Si on parle de voix critiques qui oseraient s’exprimer dans l’espace public, il n’y en a presque plus. Parmi ceux qui avaient un statut au nom duquel ils prenaient la parole publiquement (soit dans une ONG, soit en tant qu’élus, soit en tant que journalistes), beaucoup sont partis, certains sont en prison, comme Alexeï Gourinov, député municipal de Moscou (et bien sûr Alexeï Navalny, parmi plus de 400 prisonniers politiques d’ailleurs recensés par l’ONG Memorial). Une jeune députée de la Douma municipale de Moscou, Daria Besedina, vient d’être affublée du stigmate d’"agent étranger" pour ses positions contre la guerre. C’est une litanie sans fin. Le 23 janvier, un citoyen russe a été condamné pour avoir écrit son rêve sur les réseaux sociaux, un rêve dans lequel s’exprimait un soutien à l’Ukraine. Sa mère a elle-même été criminalisée pour avoir liké un post disant que les soldats russes mourraient pour rien. Alors si même des citoyens lambda exprimant une opinion ou un rêve sont pénalisés, une voie politique critique n’est plus possible.
Ce qui ne veut pas dire que personne ne pense en Russie aujourd’hui. Il y a des milliers de personnes indignées ou en colère, mais qui n’ont presque plus de moyens d’expression de leur esprit critique. Certains le font à travers leurs cours, à l’université, de façon habile, c’est-à-dire en essayant de jouer sur les mots et en attendant que leurs étudiants lisent entre les lignes. Car il y a certains mots qu’on ne peut pas prononcer, comme le mot guerre. Mais la pensée libre ne s’arrête jamais chez les gens libres. Il y a évidemment encore des personnes libres intérieurement mais qui sont obligées de ruser avec les moyens d’expression, en veillant à la nature et à la composition de leur auditoire, car les dénonciations peuvent vite arriver, comme on l’a vu de façon très documentée ces derniers mois.
Quel avenir pour l’expression de la défense des droits de l’homme en Russie ?
La question des droits et libertés est organiquement liée à celle du régime politique, c’est évident. Le régime russe aujourd’hui est un régime autoritaire très répressif et qui ne tolère aucune critique.

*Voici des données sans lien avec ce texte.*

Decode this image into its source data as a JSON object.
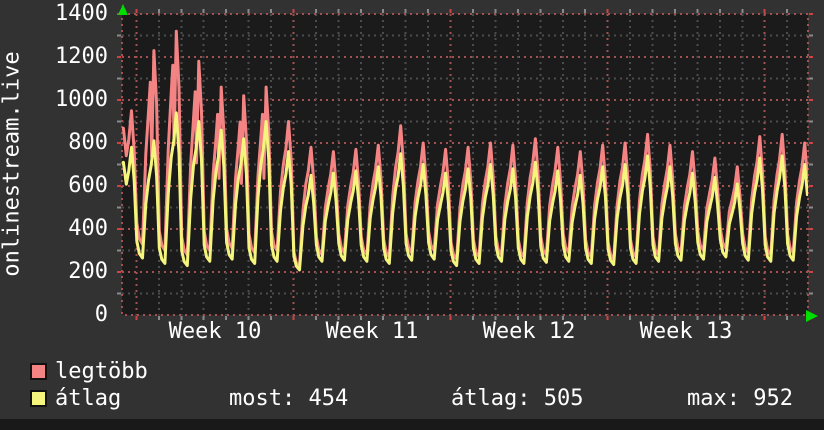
{
  "header": {
    "vertical_axis_title": "onlinestream.live"
  },
  "colors": {
    "page_bg": "#323232",
    "plot_bg": "#1b1b1b",
    "bottom_strip": "#191919",
    "grid_minor": "#4c4c4c",
    "grid_major": "#a35151",
    "tick_minor": "#8a8a8a",
    "tick_major": "#cc4444",
    "arrow": "#00dd00",
    "text": "#ffffff",
    "series_red": "#f48484",
    "series_yellow": "#f5f57d"
  },
  "legend": [
    {
      "label": "legtöbb",
      "color": "#f48484"
    },
    {
      "label": "átlag",
      "color": "#f5f57d"
    }
  ],
  "stats": [
    {
      "label": "most",
      "value": "454",
      "text": "most: 454"
    },
    {
      "label": "átlag",
      "value": "505",
      "text": "átlag: 505"
    },
    {
      "label": "max",
      "value": "952",
      "text": "max: 952"
    }
  ],
  "chart_data": {
    "type": "line",
    "title": "onlinestream.live",
    "ylabel": "onlinestream.live",
    "grid": "on",
    "legend_position": "bottom-left",
    "y_axis": {
      "min": 0,
      "max": 1400,
      "major_step": 200,
      "minor_step": 100,
      "tick_labels": [
        "0",
        "200",
        "400",
        "600",
        "800",
        "1000",
        "1200",
        "1400"
      ]
    },
    "x_axis": {
      "unit": "days",
      "week_labels": [
        "Week 10",
        "Week 11",
        "Week 12",
        "Week 13"
      ],
      "days_per_week": 7,
      "visible_range_days": [
        -0.64,
        29.93
      ],
      "note": "red dotted gridlines at week boundaries, gray dotted gridlines daily"
    },
    "daily_format": "p = evening peak value, t = morning trough value, day 0 = start of Week 10",
    "series": [
      {
        "name": "legtöbb",
        "color": "#f48484",
        "daily": [
          {
            "p": 950,
            "t": 860
          },
          {
            "p": 1230,
            "t": 330
          },
          {
            "p": 1320,
            "t": 300
          },
          {
            "p": 1180,
            "t": 280
          },
          {
            "p": 1060,
            "t": 300
          },
          {
            "p": 1020,
            "t": 310
          },
          {
            "p": 1060,
            "t": 290
          },
          {
            "p": 900,
            "t": 300
          },
          {
            "p": 780,
            "t": 225
          },
          {
            "p": 760,
            "t": 280
          },
          {
            "p": 770,
            "t": 290
          },
          {
            "p": 790,
            "t": 280
          },
          {
            "p": 880,
            "t": 270
          },
          {
            "p": 800,
            "t": 290
          },
          {
            "p": 770,
            "t": 300
          },
          {
            "p": 780,
            "t": 260
          },
          {
            "p": 800,
            "t": 270
          },
          {
            "p": 790,
            "t": 280
          },
          {
            "p": 820,
            "t": 270
          },
          {
            "p": 780,
            "t": 280
          },
          {
            "p": 760,
            "t": 290
          },
          {
            "p": 790,
            "t": 270
          },
          {
            "p": 800,
            "t": 260
          },
          {
            "p": 840,
            "t": 270
          },
          {
            "p": 790,
            "t": 280
          },
          {
            "p": 760,
            "t": 290
          },
          {
            "p": 730,
            "t": 300
          },
          {
            "p": 690,
            "t": 310
          },
          {
            "p": 830,
            "t": 290
          },
          {
            "p": 840,
            "t": 280
          },
          {
            "p": 800,
            "t": 290
          }
        ]
      },
      {
        "name": "átlag",
        "color": "#f5f57d",
        "daily": [
          {
            "p": 780,
            "t": 700
          },
          {
            "p": 810,
            "t": 265
          },
          {
            "p": 940,
            "t": 240
          },
          {
            "p": 900,
            "t": 230
          },
          {
            "p": 860,
            "t": 250
          },
          {
            "p": 820,
            "t": 260
          },
          {
            "p": 900,
            "t": 240
          },
          {
            "p": 760,
            "t": 250
          },
          {
            "p": 650,
            "t": 210
          },
          {
            "p": 660,
            "t": 250
          },
          {
            "p": 670,
            "t": 255
          },
          {
            "p": 690,
            "t": 250
          },
          {
            "p": 750,
            "t": 240
          },
          {
            "p": 700,
            "t": 255
          },
          {
            "p": 660,
            "t": 260
          },
          {
            "p": 680,
            "t": 230
          },
          {
            "p": 700,
            "t": 240
          },
          {
            "p": 680,
            "t": 250
          },
          {
            "p": 710,
            "t": 240
          },
          {
            "p": 670,
            "t": 245
          },
          {
            "p": 650,
            "t": 250
          },
          {
            "p": 690,
            "t": 240
          },
          {
            "p": 700,
            "t": 235
          },
          {
            "p": 740,
            "t": 240
          },
          {
            "p": 690,
            "t": 250
          },
          {
            "p": 660,
            "t": 255
          },
          {
            "p": 640,
            "t": 260
          },
          {
            "p": 610,
            "t": 270
          },
          {
            "p": 730,
            "t": 255
          },
          {
            "p": 740,
            "t": 250
          },
          {
            "p": 700,
            "t": 255
          }
        ]
      }
    ],
    "summary": {
      "most": 454,
      "atlag": 505,
      "max": 952
    }
  }
}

L’expression de la défense des droits humains a de moins en moins d’espace, mais il y a toujours des personnes qui y sont fermement attachées et font tout ce qu’elles peuvent pour que survive cette fenêtre. On peut penser à certains défenseurs des droits humains restés en Russie, coûte que coûte et qui continuent à travailler, à documenter des procès, à saisir les instances. On peut penser aussi au réseau de citoyens russes qui aident des Ukrainiens à quitter la Russie où ils avaient été transférés voire déportés de force.
En ce qui concerne l’avenir, il dépend bien évidemment de l’issue de cette invasion massive de l’Ukraine. C’est tout l’avenir de la Russie qui se dessine. La tentative de transition démocratique au tournant des années 1990 avec l’effondrement de l’Union soviétique a échoué et les travaux scientifiques se multiplient pour analyser les causes, multiples, de cet échec. Ce qui est sûr, c’est qu’il y avait à l’époque soviétique comme aujourd’hui des forces vives en Russie et à l’extérieur qui souhaitent ardemment qu’un jour les droits et libertés triomphent dans leur pays. Leur combat est absolument exemplaire et il ne tient qu’aux sociétés démocratiques de décider d’augmenter leur soutien à ces personnes courageuses… En Russie, mais aussi dans d’autres pays de l’espace post-soviétique où l’autoritarisme prospère, comme en Biélorussie, où est notamment emprisonné Ales Bialiatski, Prix Nobel de la paix.
Cela nous renvoie à Helsinki et la 4e corbeille qui a permis, bon an mal an, à ces esprits courageux de saisir une opportunité pour faire avancer leurs idéaux au sein de sociétés qui n’étaient pas nécessairement acquises à ces idées.